Unnamed: 0,Country Name,Country Code,Indicator Name,Indicator Code,1960,1961,1962,1963,1964,1965,...,2010,2011,2012,2013,2014,2015,2016,2017,2018,Unnamed: 63
0,Arab World,ARB,"2005 PPP conversion factor, GDP (LCU per inter...",PA.NUS.PPP.05,,,,,,,...,,,,,,,,,,
1,Arab World,ARB,"2005 PPP conversion factor, private consumptio...",PA.NUS.PRVT.PP.05,,,,,,,...,,,,,,,,,,
2,Arab World,ARB,Access to clean fuels and technologies for coo...,EG.CFT.ACCS.ZS,,,,,,,...,82.407647,82.827636,83.169227,83.587141,83.954293,84.23063,84.570425,,,


#### Create lookup table (pandas dataframe) of Indicator Names using Indicator Codes

This is currently used by the tableau dashboard (see README.md)

In [65]:
#We only need one each of the values for the indicators. Dropping duplicates will speed up..
#the following code conciderably
wb_data_small = wb_data.drop_duplicates(['Indicator Code', 'Indicator Name'])
name_lookup = pd.DataFrame(columns=['Indicator Code', 'Indicator Name'])
#Fill the indicator column in our lookup table
name_lookup['Indicator Code'] = wb_data_small['Indicator Code'].unique()
#Fill the Indicator Name column of the lokup table
name_lookup['Indicator Name'] = [wb_data_small[wb_data_small['Indicator Code'] == code]['Indicator Name'].values[0] for code in name_lookup['Indicator Code'] ]

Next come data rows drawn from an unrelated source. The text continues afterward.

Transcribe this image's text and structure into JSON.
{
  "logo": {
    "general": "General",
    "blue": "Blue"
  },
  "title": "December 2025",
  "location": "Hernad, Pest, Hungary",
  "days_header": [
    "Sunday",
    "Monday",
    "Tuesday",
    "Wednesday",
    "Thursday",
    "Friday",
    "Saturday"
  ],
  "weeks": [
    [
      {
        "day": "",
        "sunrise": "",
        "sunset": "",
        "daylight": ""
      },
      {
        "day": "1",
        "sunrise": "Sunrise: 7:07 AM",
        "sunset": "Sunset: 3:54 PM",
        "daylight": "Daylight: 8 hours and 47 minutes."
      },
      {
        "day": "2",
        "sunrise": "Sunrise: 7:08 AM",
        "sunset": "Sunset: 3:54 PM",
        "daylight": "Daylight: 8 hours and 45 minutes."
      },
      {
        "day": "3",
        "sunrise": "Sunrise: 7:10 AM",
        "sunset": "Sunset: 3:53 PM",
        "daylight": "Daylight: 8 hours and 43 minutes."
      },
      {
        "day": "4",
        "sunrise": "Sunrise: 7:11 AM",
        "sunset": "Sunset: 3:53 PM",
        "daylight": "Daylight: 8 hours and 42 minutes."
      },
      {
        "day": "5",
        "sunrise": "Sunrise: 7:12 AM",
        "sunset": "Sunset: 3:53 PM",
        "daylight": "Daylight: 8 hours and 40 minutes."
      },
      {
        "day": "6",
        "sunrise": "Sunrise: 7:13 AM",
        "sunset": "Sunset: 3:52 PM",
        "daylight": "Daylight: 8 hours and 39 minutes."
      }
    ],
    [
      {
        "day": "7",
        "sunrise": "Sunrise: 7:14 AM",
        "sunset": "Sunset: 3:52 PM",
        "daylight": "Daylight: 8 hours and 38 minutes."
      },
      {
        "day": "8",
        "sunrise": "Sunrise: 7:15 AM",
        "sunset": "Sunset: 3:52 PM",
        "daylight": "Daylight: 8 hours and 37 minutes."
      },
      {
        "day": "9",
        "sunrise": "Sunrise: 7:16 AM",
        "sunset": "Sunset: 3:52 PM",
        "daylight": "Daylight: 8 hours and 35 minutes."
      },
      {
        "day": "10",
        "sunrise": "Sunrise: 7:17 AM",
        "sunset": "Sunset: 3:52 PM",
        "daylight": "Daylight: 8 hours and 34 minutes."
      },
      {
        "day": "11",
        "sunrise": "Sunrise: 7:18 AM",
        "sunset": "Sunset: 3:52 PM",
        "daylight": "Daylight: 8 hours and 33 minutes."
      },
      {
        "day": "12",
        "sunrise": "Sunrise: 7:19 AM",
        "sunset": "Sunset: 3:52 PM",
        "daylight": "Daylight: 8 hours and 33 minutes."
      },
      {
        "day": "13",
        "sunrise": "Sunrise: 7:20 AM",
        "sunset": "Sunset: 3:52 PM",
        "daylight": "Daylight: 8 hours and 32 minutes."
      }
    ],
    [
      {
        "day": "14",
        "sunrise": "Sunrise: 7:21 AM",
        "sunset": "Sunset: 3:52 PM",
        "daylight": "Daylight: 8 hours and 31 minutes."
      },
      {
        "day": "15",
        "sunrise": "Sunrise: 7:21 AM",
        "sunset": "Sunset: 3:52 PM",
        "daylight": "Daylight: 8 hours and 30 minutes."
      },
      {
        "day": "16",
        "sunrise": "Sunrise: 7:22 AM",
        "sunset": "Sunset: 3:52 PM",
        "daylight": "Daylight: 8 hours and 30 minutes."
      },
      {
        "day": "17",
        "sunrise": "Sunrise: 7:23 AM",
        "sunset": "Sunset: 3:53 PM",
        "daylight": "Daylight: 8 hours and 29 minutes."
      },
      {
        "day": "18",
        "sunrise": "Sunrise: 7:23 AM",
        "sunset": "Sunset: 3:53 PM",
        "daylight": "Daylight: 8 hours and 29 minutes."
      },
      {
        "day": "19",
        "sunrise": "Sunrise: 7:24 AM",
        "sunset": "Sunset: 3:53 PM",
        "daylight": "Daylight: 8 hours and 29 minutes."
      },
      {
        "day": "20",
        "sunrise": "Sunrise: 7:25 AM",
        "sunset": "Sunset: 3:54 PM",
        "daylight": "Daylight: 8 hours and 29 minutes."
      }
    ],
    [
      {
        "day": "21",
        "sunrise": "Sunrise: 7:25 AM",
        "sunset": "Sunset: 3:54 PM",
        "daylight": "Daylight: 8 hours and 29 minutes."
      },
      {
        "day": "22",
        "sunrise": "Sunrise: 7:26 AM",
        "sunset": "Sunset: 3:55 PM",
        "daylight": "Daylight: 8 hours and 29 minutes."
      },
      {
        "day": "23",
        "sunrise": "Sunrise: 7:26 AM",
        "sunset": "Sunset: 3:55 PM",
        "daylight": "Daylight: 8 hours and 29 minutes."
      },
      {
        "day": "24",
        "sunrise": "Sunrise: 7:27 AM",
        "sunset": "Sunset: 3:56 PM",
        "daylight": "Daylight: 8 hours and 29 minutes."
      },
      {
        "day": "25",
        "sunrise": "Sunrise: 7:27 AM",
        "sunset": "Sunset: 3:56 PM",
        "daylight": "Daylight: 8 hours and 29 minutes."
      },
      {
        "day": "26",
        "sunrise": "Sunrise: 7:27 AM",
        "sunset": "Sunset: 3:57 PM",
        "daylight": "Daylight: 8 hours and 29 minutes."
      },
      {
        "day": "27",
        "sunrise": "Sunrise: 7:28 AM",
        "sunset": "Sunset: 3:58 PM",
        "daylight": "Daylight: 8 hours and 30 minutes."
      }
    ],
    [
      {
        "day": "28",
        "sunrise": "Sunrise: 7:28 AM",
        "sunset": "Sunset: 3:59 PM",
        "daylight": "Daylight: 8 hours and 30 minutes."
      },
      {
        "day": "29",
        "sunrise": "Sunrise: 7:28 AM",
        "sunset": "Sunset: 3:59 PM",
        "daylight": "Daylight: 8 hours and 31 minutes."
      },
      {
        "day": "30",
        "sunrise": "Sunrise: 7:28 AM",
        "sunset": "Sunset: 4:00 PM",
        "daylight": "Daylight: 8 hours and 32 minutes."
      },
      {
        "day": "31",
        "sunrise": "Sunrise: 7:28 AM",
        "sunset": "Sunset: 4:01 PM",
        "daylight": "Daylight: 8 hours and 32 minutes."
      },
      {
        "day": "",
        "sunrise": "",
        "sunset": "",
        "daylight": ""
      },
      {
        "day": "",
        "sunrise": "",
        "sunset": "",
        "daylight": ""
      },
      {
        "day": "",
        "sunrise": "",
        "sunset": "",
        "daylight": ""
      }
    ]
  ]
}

#### Create dataframe for further processing

In [7]:
#filter out unnecessary columns (we will focus on years 1972 to 2018)
drop = ['Country Code','Indicator Name','1960','1961','1962','1963','1964',\
        '1965','1966','1967','1968','1969', '1970', '1971', 'Unnamed: 63']
wb_data = wb_data.drop(drop, axis='columns')

In [8]:
#Switch around the data so that indicators are on columns and the country and year form a multi level row index
wb_data = wb_data.set_index(['Country Name', 'Indicator Code'])
wb_data = wb_data.stack()
wb_data = wb_data.unstack(['Indicator Code'])
wb_data = wb_data.sort_index()
wb_data.index.levels[1].name = 'Year'
wb_data.index.levels[0].name = 'Country'

#### Output format:

In [9]:
wb_data.head(10)

Unnamed: 0_level_0,Indicator Code,EG.CFT.ACCS.ZS,EG.ELC.ACCS.ZS,...,NY.GSR.NFCY.KN,SH.STA.FGMS.ZS
Country,Year,Unnamed: 2_level_1,Unnamed: 3_level_1,Unnamed: 4_level_1,Unnamed: 5_level_1,Unnamed: 6_level_1
Afghanistan,1972,,,...,,
Afghanistan,1973,,,...,,
Afghanistan,1974,,,...,,
Afghanistan,1975,,,...,,
Afghanistan,1976,,,...,,
Afghanistan,1977,,,...,,
Afghanistan,1978,,,...,,
Afghanistan,1979,,,...,,
Afghanistan,1980,,,...,,
Afghanistan,1981,,,...,,


#### Save to a pickle file:

In [10]:
#Write data to a pickle file
wb_data.to_pickle(data_dir + world_bank_file_out)
#Write lookup data to a CSV file
name_lookup.to_csv(data_dir + WDI_name_lookup_output)